Als "stabil schlecht" bezeichnete die stellvertretende SPD-Fraktionsvorsitzende Dagmar Ziegler den Haushaltsentswurf. Er zeige, dass jeder Mondernisierungsversuch in der Familienpolitik gescheitert sei. Und aus dem "Sahnehäubchen", dem Betreuungsgeld", sei "die Luft raus", weil es außer der CSU niemand wolle. Scharfe Kritik wurde auch von der Linksfraktion geübt. Deren Haushaltsexperte Steffen Bockhahn hielt Schröder vor, sie tue nichts für eine kostenfreie Kinderbetreuung, veweigere sich beim Rechtsanspruch auf Teilzeitarbeit und einer gesetzlichen Frauenquote in der Wirtschaft.

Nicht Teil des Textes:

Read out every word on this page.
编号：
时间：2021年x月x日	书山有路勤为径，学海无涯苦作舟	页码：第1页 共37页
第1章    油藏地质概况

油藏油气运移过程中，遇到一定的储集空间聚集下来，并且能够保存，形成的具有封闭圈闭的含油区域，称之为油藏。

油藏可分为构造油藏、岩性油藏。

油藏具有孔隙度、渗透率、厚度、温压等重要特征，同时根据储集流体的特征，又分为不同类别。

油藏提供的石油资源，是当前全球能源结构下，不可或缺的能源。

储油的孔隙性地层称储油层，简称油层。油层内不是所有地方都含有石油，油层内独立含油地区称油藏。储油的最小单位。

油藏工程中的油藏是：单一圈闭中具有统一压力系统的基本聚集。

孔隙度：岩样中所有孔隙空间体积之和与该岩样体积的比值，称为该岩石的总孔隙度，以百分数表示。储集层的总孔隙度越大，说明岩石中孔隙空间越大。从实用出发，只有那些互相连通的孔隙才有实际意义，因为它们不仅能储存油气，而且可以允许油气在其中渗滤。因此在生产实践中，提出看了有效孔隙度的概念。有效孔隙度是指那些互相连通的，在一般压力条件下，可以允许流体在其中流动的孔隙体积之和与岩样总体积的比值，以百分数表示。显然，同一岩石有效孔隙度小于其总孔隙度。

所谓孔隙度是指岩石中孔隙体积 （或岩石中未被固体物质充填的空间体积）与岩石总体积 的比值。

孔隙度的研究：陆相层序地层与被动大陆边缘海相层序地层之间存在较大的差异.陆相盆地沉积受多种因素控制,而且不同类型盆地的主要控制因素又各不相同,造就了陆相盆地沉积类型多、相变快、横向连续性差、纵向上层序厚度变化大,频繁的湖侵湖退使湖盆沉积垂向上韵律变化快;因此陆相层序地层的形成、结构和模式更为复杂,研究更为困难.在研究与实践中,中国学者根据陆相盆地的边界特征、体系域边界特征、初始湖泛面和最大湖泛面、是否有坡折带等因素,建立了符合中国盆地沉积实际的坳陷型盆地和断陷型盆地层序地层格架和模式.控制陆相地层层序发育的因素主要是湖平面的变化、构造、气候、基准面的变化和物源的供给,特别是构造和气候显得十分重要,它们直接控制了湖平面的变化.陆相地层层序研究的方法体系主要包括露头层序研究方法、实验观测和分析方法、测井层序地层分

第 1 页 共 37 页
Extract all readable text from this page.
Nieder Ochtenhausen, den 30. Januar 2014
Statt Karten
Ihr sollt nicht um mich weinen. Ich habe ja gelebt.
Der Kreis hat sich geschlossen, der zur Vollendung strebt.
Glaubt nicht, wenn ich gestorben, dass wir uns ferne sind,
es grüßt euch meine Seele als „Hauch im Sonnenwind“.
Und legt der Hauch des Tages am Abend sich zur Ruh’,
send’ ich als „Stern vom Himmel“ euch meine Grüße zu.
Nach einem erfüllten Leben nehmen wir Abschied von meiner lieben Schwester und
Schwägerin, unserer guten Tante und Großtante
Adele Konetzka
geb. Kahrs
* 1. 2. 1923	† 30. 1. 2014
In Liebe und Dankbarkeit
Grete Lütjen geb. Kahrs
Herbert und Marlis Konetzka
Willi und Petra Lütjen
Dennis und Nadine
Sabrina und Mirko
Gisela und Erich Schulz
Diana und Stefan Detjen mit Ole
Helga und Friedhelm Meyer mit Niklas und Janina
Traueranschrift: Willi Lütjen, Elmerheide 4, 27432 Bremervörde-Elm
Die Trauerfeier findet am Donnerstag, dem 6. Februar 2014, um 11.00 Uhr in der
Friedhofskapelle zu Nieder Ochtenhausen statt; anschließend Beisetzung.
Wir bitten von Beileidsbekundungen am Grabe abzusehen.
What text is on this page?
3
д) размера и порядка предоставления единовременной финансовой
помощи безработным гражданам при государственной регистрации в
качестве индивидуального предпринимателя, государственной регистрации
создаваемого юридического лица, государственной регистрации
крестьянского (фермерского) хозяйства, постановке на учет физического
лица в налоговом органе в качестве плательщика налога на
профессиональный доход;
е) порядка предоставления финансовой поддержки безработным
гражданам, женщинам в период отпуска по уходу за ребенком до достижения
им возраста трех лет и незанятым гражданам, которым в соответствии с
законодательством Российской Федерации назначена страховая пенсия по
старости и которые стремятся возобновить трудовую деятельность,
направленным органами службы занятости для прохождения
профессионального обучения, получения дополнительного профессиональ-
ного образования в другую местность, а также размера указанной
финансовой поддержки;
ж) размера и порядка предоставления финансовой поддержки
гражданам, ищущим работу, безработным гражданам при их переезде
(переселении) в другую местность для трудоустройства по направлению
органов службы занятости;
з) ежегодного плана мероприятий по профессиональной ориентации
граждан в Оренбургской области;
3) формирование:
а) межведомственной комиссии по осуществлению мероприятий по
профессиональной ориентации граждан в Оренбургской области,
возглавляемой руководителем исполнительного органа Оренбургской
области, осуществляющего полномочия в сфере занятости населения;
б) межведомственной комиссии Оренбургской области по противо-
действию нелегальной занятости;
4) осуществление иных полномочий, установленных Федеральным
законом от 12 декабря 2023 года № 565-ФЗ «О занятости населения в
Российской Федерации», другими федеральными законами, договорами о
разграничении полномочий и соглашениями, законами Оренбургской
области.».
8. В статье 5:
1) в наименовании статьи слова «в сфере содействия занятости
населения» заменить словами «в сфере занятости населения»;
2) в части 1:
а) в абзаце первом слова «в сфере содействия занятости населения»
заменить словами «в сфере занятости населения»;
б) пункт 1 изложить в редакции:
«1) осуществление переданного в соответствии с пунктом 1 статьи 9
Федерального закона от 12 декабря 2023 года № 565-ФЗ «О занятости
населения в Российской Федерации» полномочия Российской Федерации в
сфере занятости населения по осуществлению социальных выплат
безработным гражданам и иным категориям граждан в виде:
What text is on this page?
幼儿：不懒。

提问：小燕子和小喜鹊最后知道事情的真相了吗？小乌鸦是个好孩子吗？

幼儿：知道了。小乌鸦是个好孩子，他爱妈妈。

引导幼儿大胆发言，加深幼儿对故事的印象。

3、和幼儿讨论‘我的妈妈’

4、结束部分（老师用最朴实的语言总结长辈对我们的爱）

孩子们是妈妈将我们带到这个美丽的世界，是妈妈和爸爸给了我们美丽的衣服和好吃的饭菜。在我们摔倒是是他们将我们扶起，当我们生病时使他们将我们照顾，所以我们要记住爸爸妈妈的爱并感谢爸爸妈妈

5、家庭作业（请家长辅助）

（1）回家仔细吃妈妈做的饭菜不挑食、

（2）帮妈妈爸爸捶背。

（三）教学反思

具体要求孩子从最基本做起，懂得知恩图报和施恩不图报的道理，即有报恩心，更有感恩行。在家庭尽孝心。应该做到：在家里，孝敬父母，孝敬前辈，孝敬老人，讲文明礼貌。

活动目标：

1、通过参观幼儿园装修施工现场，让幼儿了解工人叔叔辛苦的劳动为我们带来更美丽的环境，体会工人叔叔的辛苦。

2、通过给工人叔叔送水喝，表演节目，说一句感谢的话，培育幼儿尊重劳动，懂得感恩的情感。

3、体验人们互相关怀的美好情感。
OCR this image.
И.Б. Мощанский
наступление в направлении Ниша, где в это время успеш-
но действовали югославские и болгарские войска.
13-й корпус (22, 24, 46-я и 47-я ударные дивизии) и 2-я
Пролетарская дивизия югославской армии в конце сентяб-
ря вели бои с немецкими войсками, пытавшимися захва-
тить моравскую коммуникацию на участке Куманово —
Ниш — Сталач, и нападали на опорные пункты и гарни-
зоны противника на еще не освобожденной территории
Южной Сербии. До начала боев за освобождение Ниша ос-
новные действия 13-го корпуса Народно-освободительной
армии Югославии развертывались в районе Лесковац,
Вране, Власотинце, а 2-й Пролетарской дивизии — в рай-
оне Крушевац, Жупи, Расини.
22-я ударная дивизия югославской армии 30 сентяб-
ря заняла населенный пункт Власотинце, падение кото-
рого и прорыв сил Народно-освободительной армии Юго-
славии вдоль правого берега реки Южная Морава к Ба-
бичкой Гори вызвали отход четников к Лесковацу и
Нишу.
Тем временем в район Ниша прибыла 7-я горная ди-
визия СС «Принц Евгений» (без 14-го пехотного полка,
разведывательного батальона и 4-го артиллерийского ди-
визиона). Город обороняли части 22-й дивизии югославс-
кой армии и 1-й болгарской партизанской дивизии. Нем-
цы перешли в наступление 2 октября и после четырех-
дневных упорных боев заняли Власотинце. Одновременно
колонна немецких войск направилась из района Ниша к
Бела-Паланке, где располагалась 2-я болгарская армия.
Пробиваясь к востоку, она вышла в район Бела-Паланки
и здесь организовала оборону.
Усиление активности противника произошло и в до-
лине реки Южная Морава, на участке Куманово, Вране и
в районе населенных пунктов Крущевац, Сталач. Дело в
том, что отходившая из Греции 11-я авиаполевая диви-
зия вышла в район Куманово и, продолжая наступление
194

Unterstützung bekam Schröder hingegen aus der Koalition. Angesichts des Sparkurses investiere die Regierung trotzdem viel Geld in eine familienfreundliche Infrastruktur, lobte der FDP-Haushaltsexperte Florian Toncar. Die stellvertretende Unions-Fraktionsvorsitzende Ingrid Fischbach attestierte der Ministerin, sie habe viele Probleme wie die Familienpflege angepackt, die von der rot-grünen Regierung ignoriert worden seien.